The fact of the matter is, Gyarados doesn’t have a particularly good learnset. It can learn some surprising TM moves, like Thunderbolt and Fire Blast, but, well. When I was eight, my idea of a good moveset was something to the effect of four moves of the same type. Maybe two if I was feeling generous. I memorized the type chart, and that was enough.

So maybe I didn’t do much with Gyarados when I was young. I didn’t have to. Gyarados was cool, and that was enough.

The one thing I could never figure out, though, was what it was.

Yellow: Brutally vicious and enormously destructive. Known for totally destroying cities in ancient times.

When I was a kid, I couldn’t understand why Gyarados wasn’t a Dragon-type Pokémon. It looked like a dragon, after all, and it could learn Dragon Rage — the only actual Dragon-type move. The only other Pokémon that learned that move was the Dratini family. Besides, Lance, the self-defined dragon master, had a Gyarados. That had to mean something.

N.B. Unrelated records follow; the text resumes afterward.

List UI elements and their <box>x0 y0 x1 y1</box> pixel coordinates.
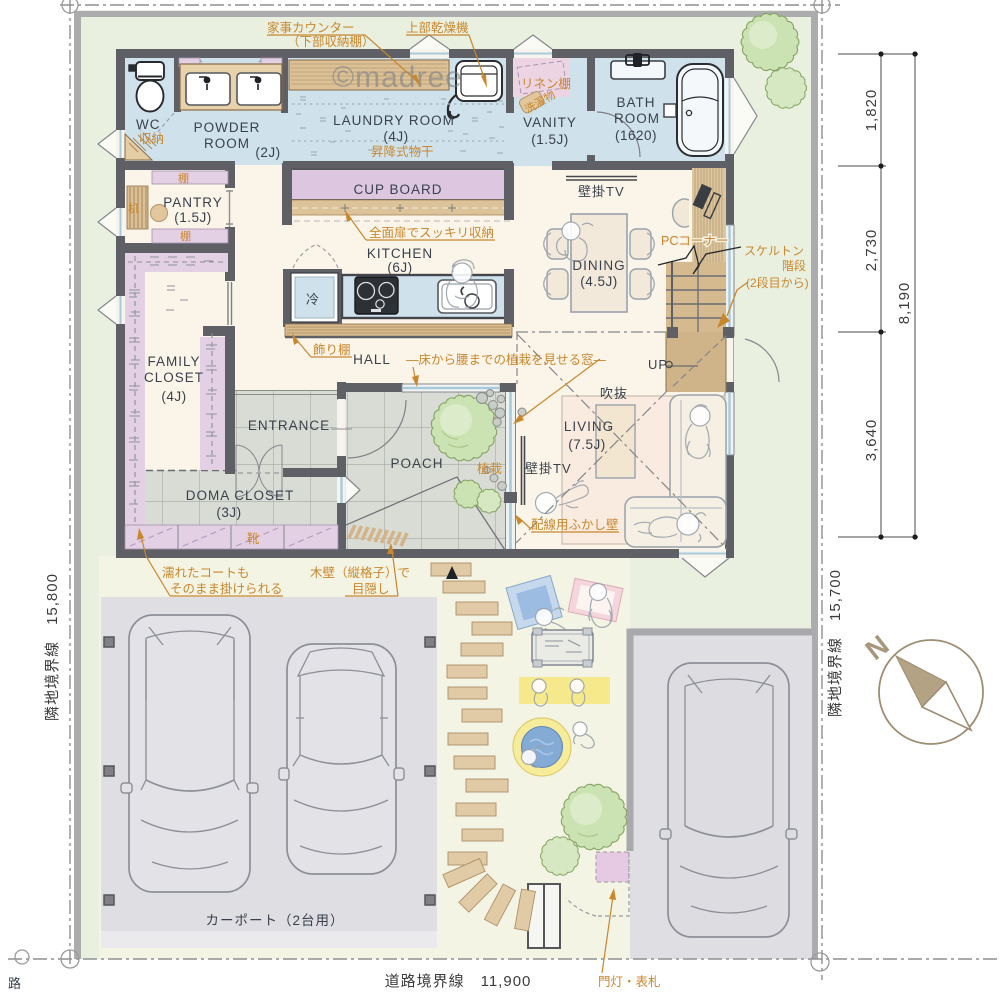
svg-text:©madree: ©madree <box>332 61 463 94</box>
svg-text:—床から腰までの植栽を見せる窓—: —床から腰までの植栽を見せる窓— <box>406 352 607 367</box>
svg-text:CLOSET: CLOSET <box>144 370 204 385</box>
svg-text:DINING: DINING <box>572 258 625 273</box>
svg-text:ENTRANCE: ENTRANCE <box>248 418 330 433</box>
svg-text:2,730: 2,730 <box>863 229 880 272</box>
svg-text:全面扉でスッキリ収納: 全面扉でスッキリ収納 <box>369 225 494 240</box>
svg-text:道路境界線 11,900: 道路境界線 11,900 <box>385 972 532 990</box>
svg-text:BATH: BATH <box>616 95 655 110</box>
svg-text:1,820: 1,820 <box>863 89 880 132</box>
svg-text:KITCHEN: KITCHEN <box>367 246 433 261</box>
svg-text:路: 路 <box>8 976 21 991</box>
svg-text:(4J): (4J) <box>161 389 186 404</box>
svg-text:植栽: 植栽 <box>477 461 503 476</box>
svg-text:WC: WC <box>136 117 161 132</box>
svg-text:隣地境界線 15,800: 隣地境界線 15,800 <box>43 573 61 721</box>
svg-text:POACH: POACH <box>390 456 443 471</box>
svg-text:VANITY: VANITY <box>523 115 577 130</box>
svg-text:門灯・表札: 門灯・表札 <box>598 975 661 989</box>
svg-text:DOMA CLOSET: DOMA CLOSET <box>186 488 295 503</box>
svg-text:机: 机 <box>128 201 139 215</box>
svg-text:(7.5J): (7.5J) <box>568 437 606 452</box>
svg-text:靴: 靴 <box>247 532 260 546</box>
svg-text:配線用ふかし壁: 配線用ふかし壁 <box>531 517 619 532</box>
svg-text:上部乾燥機: 上部乾燥機 <box>406 20 469 35</box>
svg-text:(1620): (1620) <box>615 128 657 143</box>
svg-text:PCコーナー: PCコーナー <box>661 234 728 248</box>
svg-text:ROOM: ROOM <box>204 136 250 151</box>
svg-text:カーポート（2台用）: カーポート（2台用） <box>205 913 344 928</box>
svg-text:階段: 階段 <box>782 258 806 273</box>
svg-text:棚: 棚 <box>178 171 189 185</box>
svg-text:濡れたコートも: 濡れたコートも <box>162 566 250 580</box>
svg-text:LIVING: LIVING <box>564 419 614 434</box>
svg-text:(4J): (4J) <box>383 129 408 144</box>
svg-text:収納: 収納 <box>139 132 164 146</box>
svg-text:HALL: HALL <box>353 352 391 367</box>
svg-text:飾り棚: 飾り棚 <box>313 342 351 357</box>
svg-text:目隠し: 目隠し <box>352 582 390 596</box>
svg-text:CUP BOARD: CUP BOARD <box>353 182 442 197</box>
svg-text:冷: 冷 <box>306 292 320 307</box>
svg-text:LAUNDRY ROOM: LAUNDRY ROOM <box>333 113 455 128</box>
svg-text:(4.5J): (4.5J) <box>580 274 618 289</box>
svg-text:棚: 棚 <box>180 229 191 243</box>
svg-text:壁掛TV: 壁掛TV <box>525 461 572 476</box>
svg-text:（下部収納棚）: （下部収納棚） <box>287 34 375 49</box>
svg-text:そのまま掛けられる: そのまま掛けられる <box>170 581 283 596</box>
svg-text:8,190: 8,190 <box>896 282 913 325</box>
svg-text:壁掛TV: 壁掛TV <box>578 184 625 199</box>
svg-text:隣地境界線 15,700: 隣地境界線 15,700 <box>826 569 844 717</box>
svg-text:家事カウンター: 家事カウンター <box>267 20 355 35</box>
svg-text:(6J): (6J) <box>387 260 412 275</box>
svg-text:POWDER: POWDER <box>194 120 261 135</box>
svg-text:3,640: 3,640 <box>863 419 880 462</box>
svg-text:吹抜: 吹抜 <box>600 386 628 401</box>
svg-text:リネン棚: リネン棚 <box>521 76 571 91</box>
svg-text:(1.5J): (1.5J) <box>531 132 569 147</box>
svg-text:(2J): (2J) <box>255 145 280 160</box>
svg-text:昇降式物干: 昇降式物干 <box>371 145 434 159</box>
svg-text:(3J): (3J) <box>216 505 241 520</box>
svg-text:FAMILY: FAMILY <box>147 354 200 369</box>
svg-text:スケルトン: スケルトン <box>744 244 804 258</box>
svg-text:(2段目から): (2段目から) <box>746 275 809 290</box>
svg-text:UP: UP <box>648 357 668 372</box>
svg-text:(1.5J): (1.5J) <box>174 210 212 225</box>
svg-text:ROOM: ROOM <box>614 111 660 126</box>
svg-text:PANTRY: PANTRY <box>163 195 223 210</box>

And yet Gyarados was... a Water/Flying-type? Where did the Flying part come in? The Water-type made sense, Gyarados was clearly a fish, but... flying? Was I supposed to believe it flew? It didn’t learn any Flying-type moves.

Like many Pokémon, the answer for its typing and design comes from the legend it’s inspired by. There is a Chinese legend that if a carp can swim up the Yellow River and leap a waterfall known as the Dragon’s Gate, it will transform into a dragon. The story goes that many carp swim from the sea up the river’s strong current and gather at the base of the waterfall every year. Through perseverance and dedication, they try to leap to the top of the waterfall in the hopes of transforming into dragons. This legend is summarized as the proverb “the carp has leaped through the dragon’s gate.” (Source).

If that doesn’t describe the painstaking process of training a Magikarp, I don’t know what does.

With that in mind, I do think Water/Flying is a fitting typing for Gyarados, rather than Water/Dragon. It pays homage to its origins as a leaping carp and acknowledges its dragon side with the moves it can learn.

Also, check out this image from the anime of Gyarados as a koinobori — a carp-shaped wind sock traditionally flown in Japan. More information here.

The other thing is that I feel that the original 151 Pokémon were really about introducing the initial ideas of the franchise. In most of the types, there are only a handful of Pokémon families. Water is a notable exception, but given how much aquatic animal and plant life exists in the real world, it’s really no surprise. The Dratini family is the only Dragon-type, and they’re right at the end of the Pokédex. There’s a good reason they’ve long been considered pseudo-legendaries — dragons are something unique, something special. They’re hard to find, and they’re very powerful, which only increases as they grow stronger. You know that from the moment you get them, and they’re valued for that reason.

Magikarp, in contrast, are available in every stream and pond. They’re sold cheaply. They’re considered worthless. They have an attack that does nothing. But if you take the time with them — if you leap through the dragon’s gate — then you get something much more valuable. Perseverance brings its own success.